Willibald Koglbauer: Ja, ich habe aktuelle Symptome. Und zwar ist das kardial, das Herz betreffend. Mit dem hat es eigentlich angefangen bei mir mit Morbus Fabry, weil das Herz schon geschädigt ist durch diese Erkrankung. Und aktuell sieht die Situation so aus: Bei den Check-ups sehe ich dann immer, wie weit es fortgeschritten ist. Beim letzten Check-up ist leider rausgekommen, dass es scheinbar fortschreitet. Wie schnell, kann ich nicht sagen. Natürlich wird man dann etwas nachdenklich, aber ich mache die Behandlung trotz alldem weiter.

selpers: Was ist Ihr persönlicher Tipp, den Sie Morbus-Fabry-Patient:innen mit auf den Weg geben möchten?

Willibald Koglbauer: Mein Tipp für Morbus-Fabry-Patienten ist, wie ich vielleicht schon einmal erwähnt habe: Positiv denken, nicht den Kopf hängen lassen. Natürlich, bei Diagnosestellung geht das einmal nicht. Da ist man mal einige Tage down. Aber man soll sich wieder am Riemen reißen. Das Leben geht weiter. Das endet nicht mit der Diagnose. Das endet viel später. Und wirklich versuchen, nicht permanent über die Erkrankung zu reden und schauen, dass man Dinge des Lebens genießt. Es gibt so viele schöne Dinge. Man darf auch nicht immer die Nachrichten hören. Man muss sich auf Sachen konzentrieren, die man gerne macht. Das hilft einem bei der Krankheitsbewältigung, wenn man schöne Dinge erlebt und die Zeit genießt, sich Zeit nimmt. Das ist ganz wichtig. Und Sie werden sehen, oder die Patienten werden sehen: Es geht einem, wenn man es kann, dann auch besser.

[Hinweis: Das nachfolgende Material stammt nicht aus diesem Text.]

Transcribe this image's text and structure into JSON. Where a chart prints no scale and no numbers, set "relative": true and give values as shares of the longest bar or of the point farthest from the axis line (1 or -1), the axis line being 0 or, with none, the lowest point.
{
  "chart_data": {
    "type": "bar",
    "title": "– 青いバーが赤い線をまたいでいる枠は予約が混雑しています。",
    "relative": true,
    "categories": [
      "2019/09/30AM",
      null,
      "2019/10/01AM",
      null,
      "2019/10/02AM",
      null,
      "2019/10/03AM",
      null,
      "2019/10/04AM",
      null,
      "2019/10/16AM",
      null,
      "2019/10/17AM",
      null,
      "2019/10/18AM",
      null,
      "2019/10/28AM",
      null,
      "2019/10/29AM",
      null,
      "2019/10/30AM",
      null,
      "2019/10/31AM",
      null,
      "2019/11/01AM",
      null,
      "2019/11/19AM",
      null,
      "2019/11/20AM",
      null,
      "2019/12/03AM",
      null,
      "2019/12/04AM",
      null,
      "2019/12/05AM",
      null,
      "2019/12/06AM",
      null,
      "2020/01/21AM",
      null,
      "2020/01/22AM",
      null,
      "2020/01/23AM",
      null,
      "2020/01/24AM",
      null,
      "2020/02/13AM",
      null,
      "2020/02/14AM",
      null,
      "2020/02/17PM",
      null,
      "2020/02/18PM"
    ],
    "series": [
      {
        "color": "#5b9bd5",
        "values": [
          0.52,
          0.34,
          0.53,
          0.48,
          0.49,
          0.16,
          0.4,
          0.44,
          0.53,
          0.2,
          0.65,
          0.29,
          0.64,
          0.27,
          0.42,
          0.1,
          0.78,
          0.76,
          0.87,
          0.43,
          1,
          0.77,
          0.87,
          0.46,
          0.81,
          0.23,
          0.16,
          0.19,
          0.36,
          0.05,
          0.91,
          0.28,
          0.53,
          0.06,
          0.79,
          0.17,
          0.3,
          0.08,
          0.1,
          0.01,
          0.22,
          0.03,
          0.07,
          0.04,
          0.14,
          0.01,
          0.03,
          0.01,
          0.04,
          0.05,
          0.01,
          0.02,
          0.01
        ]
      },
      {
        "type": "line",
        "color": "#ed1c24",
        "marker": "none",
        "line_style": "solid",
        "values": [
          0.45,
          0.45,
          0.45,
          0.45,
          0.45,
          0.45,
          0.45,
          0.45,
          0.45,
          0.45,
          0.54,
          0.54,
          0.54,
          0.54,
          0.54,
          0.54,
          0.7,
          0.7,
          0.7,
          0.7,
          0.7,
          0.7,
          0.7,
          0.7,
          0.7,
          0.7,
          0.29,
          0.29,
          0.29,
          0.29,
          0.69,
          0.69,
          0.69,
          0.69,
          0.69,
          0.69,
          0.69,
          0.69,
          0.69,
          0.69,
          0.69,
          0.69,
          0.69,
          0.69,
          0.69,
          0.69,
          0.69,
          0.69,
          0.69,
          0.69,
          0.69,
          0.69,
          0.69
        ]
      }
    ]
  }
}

Was ich jedem empfehlen kann, jedem Fabry-Patienten: wirklich die Therapie auch zu machen. Nicht nur Diagnose Morbus Fabry zu bekommen und nichts dagegen unternehmen. Ich kenne auch Leute, die haben es abgebrochen, weil sie vielleicht nicht den gewünschten Erfolg hatten, was auch immer. Aber bitte versucht es, denn ich kann es aus Erfahrung sagen: Mir geht es mit der Behandlung besser. Mir geht es besser dadurch, dass ich bei der Selbsthilfegruppe bin. Ich habe Leute kennengelernt, die dieselbe Erkrankung haben; und die Behandlung dazu – ich fühle mich auch gut aufgehoben und habe auch eine gute Lebensqualität.

Fast so wie ohne Fabry – zurzeit noch, aber möglicherweise, und ich glaube, dass es auch geholfen hat, ist die Krankheit schon verlangsamt worden durch die Behandlung. Ich hoffe natürlich, dass sie gestoppt wird und ich noch länger genießen kann auf dieser Welt.

Herzlichen Dank für das Interview!

Willibald Koglbauer
Willibald Koglbauer ist 65 Jahre alt und erhielt im April 2014 die Diagnose „Morbus Fabry“. Heute ist er Obmann der Morbus Fabry Selbsthilfegruppe in Österreich.